Cell Line Generation

293T-B2M-FCGRT cell line was generated using a lentiviral vector expressing the human B2M and FCGRT sequence.

Characterization

Figure 1: Characterization of human B2M and FCGRT overexpression in the 293T-B2M-FCGRT stable clone using FACS.

Cell Resuscitation

Prewarm culture medium (DMEM supplemented with 10% FBS and 1μg/mL puromycin)in a 37°C water bath.
Thaw the frozen vial in a 37°C water bath for 1-2 minutes.
Transfer the vial into biosafety cabinet, and wipe the surface with 70% ethanol.
Unscrew the top of the vial and transfer the cell suspension gently into a sterile centrifuge tube containing 9.0mL complete culture medium.
Spin at ~ 125 × g for 5-7 minutes at room temperature, and discard the supernatant without disturbing the pellet.
Resuspend cell pellet with the appropriate volume of complete medium and transfer the cell suspension into a T25 culture flask.
Incubate the flask at 37°C, 5% CO₂ incubator.
Split saturated culture 1:4-1:8 every 2-3 days; seed out at about 1-3 × 10⁵ cells/mL.

Cell Freezing

Prepare the freezing medium (70% DMEM + 20% FBS + 10% DMSO) fresh immediately before use.
Keep the freezing medium on ice and label cryovials.
Transfer cells to a sterile, conical centrifuge tube, and count the cells.
Centrifuge the cells at 250×g for 5 minutes at room temperature and carefully aspirate off the medium.
Resuspend the cells at a density of at least 3×10⁶ cells/mL in chilled freezing medium.
Aliquot 1 mL of the cell suspension into each cryovial.
Freeze cells in the CoolCell freezing container overnight in a -80°C freezer.
Transfer vials to liquid nitrogen for long-term storage

References

Narang D, Sharma PK, Mukhopadhyay S. Dynamics and dimension of an amyloidogenic disordered state of human β(2)-microglobulin.
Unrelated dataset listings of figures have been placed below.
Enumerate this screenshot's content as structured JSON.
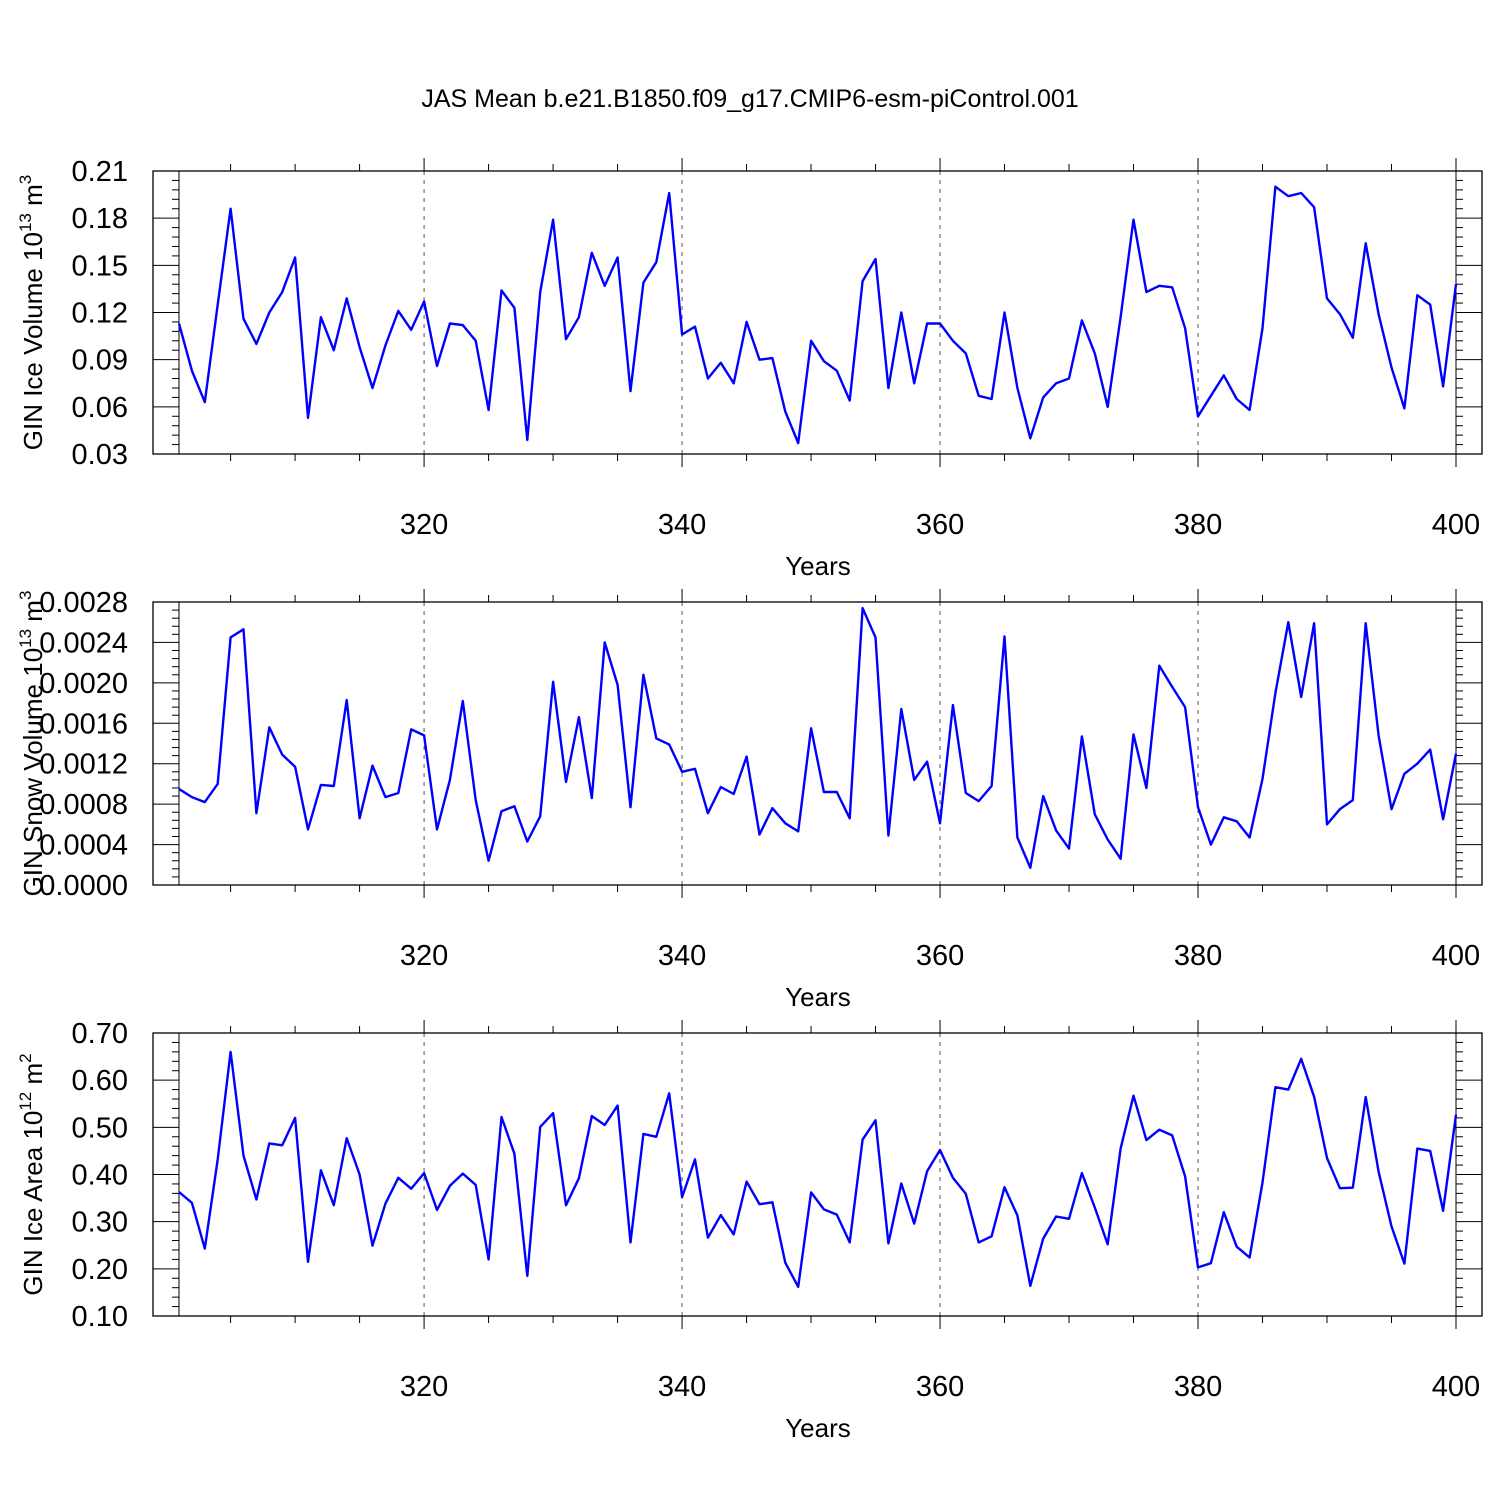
{
  "title": "JAS Mean b.e21.B1850.f09_g17.CMIP6-esm-piControl.001",
  "line_color": "#0000ff",
  "chart_data": [
    {
      "type": "line",
      "ylabel_parts": [
        "GIN Ice Volume 10",
        "13",
        " m",
        "3"
      ],
      "xlabel": "Years",
      "xlim": [
        301,
        400
      ],
      "ylim": [
        0.03,
        0.21
      ],
      "xticks": [
        320,
        340,
        360,
        380,
        400
      ],
      "yticks": [
        "0.03",
        "0.06",
        "0.09",
        "0.12",
        "0.15",
        "0.18",
        "0.21"
      ],
      "x_start": 301,
      "values": [
        0.113,
        0.083,
        0.063,
        0.125,
        0.186,
        0.116,
        0.1,
        0.12,
        0.133,
        0.155,
        0.053,
        0.117,
        0.096,
        0.129,
        0.098,
        0.072,
        0.099,
        0.121,
        0.109,
        0.127,
        0.086,
        0.113,
        0.112,
        0.102,
        0.058,
        0.134,
        0.123,
        0.039,
        0.133,
        0.179,
        0.103,
        0.117,
        0.158,
        0.137,
        0.155,
        0.07,
        0.139,
        0.152,
        0.196,
        0.106,
        0.111,
        0.078,
        0.088,
        0.075,
        0.114,
        0.09,
        0.091,
        0.057,
        0.037,
        0.102,
        0.089,
        0.083,
        0.064,
        0.14,
        0.154,
        0.072,
        0.12,
        0.075,
        0.113,
        0.113,
        0.102,
        0.094,
        0.067,
        0.065,
        0.12,
        0.072,
        0.04,
        0.066,
        0.075,
        0.078,
        0.115,
        0.094,
        0.06,
        0.117,
        0.179,
        0.133,
        0.137,
        0.136,
        0.11,
        0.054,
        0.067,
        0.08,
        0.065,
        0.058,
        0.11,
        0.2,
        0.194,
        0.196,
        0.187,
        0.129,
        0.119,
        0.104,
        0.164,
        0.119,
        0.085,
        0.059,
        0.131,
        0.125,
        0.073,
        0.138
      ]
    },
    {
      "type": "line",
      "ylabel_parts": [
        "GIN Snow Volume 10",
        "13",
        " m",
        "3"
      ],
      "xlabel": "Years",
      "xlim": [
        301,
        400
      ],
      "ylim": [
        0.0,
        0.0028
      ],
      "xticks": [
        320,
        340,
        360,
        380,
        400
      ],
      "yticks": [
        "0.0000",
        "0.0004",
        "0.0008",
        "0.0012",
        "0.0016",
        "0.0020",
        "0.0024",
        "0.0028"
      ],
      "x_start": 301,
      "values": [
        0.00095,
        0.00087,
        0.00082,
        0.001,
        0.00245,
        0.00253,
        0.00071,
        0.00156,
        0.00129,
        0.00117,
        0.00055,
        0.00099,
        0.00098,
        0.00183,
        0.00066,
        0.00118,
        0.00087,
        0.00091,
        0.00154,
        0.00148,
        0.00055,
        0.00104,
        0.00182,
        0.00084,
        0.00024,
        0.00073,
        0.00078,
        0.00043,
        0.00068,
        0.00201,
        0.00102,
        0.00166,
        0.00086,
        0.0024,
        0.00198,
        0.00077,
        0.00208,
        0.00145,
        0.00139,
        0.00112,
        0.00115,
        0.00071,
        0.00097,
        0.0009,
        0.00127,
        0.0005,
        0.00076,
        0.00061,
        0.00053,
        0.00155,
        0.00092,
        0.00092,
        0.00066,
        0.00274,
        0.00245,
        0.00049,
        0.00174,
        0.00104,
        0.00122,
        0.00061,
        0.00178,
        0.00091,
        0.00083,
        0.00098,
        0.00246,
        0.00047,
        0.00017,
        0.00088,
        0.00054,
        0.00036,
        0.00147,
        0.0007,
        0.00045,
        0.00026,
        0.00149,
        0.00096,
        0.00217,
        0.00196,
        0.00176,
        0.00077,
        0.0004,
        0.00067,
        0.00063,
        0.00047,
        0.00105,
        0.0019,
        0.0026,
        0.00186,
        0.00259,
        0.0006,
        0.00075,
        0.00084,
        0.00259,
        0.00148,
        0.00075,
        0.0011,
        0.0012,
        0.00134,
        0.00065,
        0.0013
      ]
    },
    {
      "type": "line",
      "ylabel_parts": [
        "GIN Ice Area 10",
        "12",
        " m",
        "2"
      ],
      "xlabel": "Years",
      "xlim": [
        301,
        400
      ],
      "ylim": [
        0.1,
        0.7
      ],
      "xticks": [
        320,
        340,
        360,
        380,
        400
      ],
      "yticks": [
        "0.10",
        "0.20",
        "0.30",
        "0.40",
        "0.50",
        "0.60",
        "0.70"
      ],
      "x_start": 301,
      "values": [
        0.363,
        0.34,
        0.243,
        0.432,
        0.66,
        0.44,
        0.347,
        0.466,
        0.462,
        0.52,
        0.215,
        0.409,
        0.335,
        0.477,
        0.4,
        0.249,
        0.338,
        0.393,
        0.37,
        0.403,
        0.325,
        0.376,
        0.402,
        0.378,
        0.22,
        0.522,
        0.444,
        0.185,
        0.501,
        0.53,
        0.335,
        0.392,
        0.524,
        0.505,
        0.546,
        0.256,
        0.486,
        0.48,
        0.572,
        0.352,
        0.432,
        0.266,
        0.314,
        0.273,
        0.385,
        0.337,
        0.341,
        0.213,
        0.162,
        0.362,
        0.326,
        0.315,
        0.256,
        0.474,
        0.515,
        0.254,
        0.381,
        0.296,
        0.407,
        0.452,
        0.393,
        0.359,
        0.256,
        0.269,
        0.373,
        0.313,
        0.164,
        0.264,
        0.311,
        0.306,
        0.403,
        0.33,
        0.252,
        0.455,
        0.567,
        0.473,
        0.495,
        0.483,
        0.396,
        0.203,
        0.212,
        0.32,
        0.247,
        0.224,
        0.383,
        0.585,
        0.58,
        0.645,
        0.565,
        0.435,
        0.371,
        0.372,
        0.564,
        0.406,
        0.29,
        0.211,
        0.455,
        0.45,
        0.323,
        0.527
      ]
    }
  ]
}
Eur Biophys J. 2013 Oct;42(10):767-76. doi: 10.1007/s00249-013-0923-z. Epub 2013 Aug 24. PMID: 23974249.
Dalakas MC, Spaeth PJ. The importance of FcRn in neuro-immunotherapies: From IgG catabolism, FCGRT gene polymorphisms, IVIg dosing and efficiency to specific FcRn inhibitors. Ther Adv Neurol Disord. 2021 Feb 26;14:1756286421997381. doi: 10.1177/1756286421997381. PMID: 33717213; PMCID: PMC7917847.
Ober RJ, Martinez C, Vaccaro C, Zhou J, Ward ES. Visualizing the site and dynamics of IgG salvage by the MHC class I-related receptor, FcRn. J Immunol. 2004 Feb 15;172(4):2021-9. doi: 10.4049/jimmunol.172.4.2021. PMID: 14764666.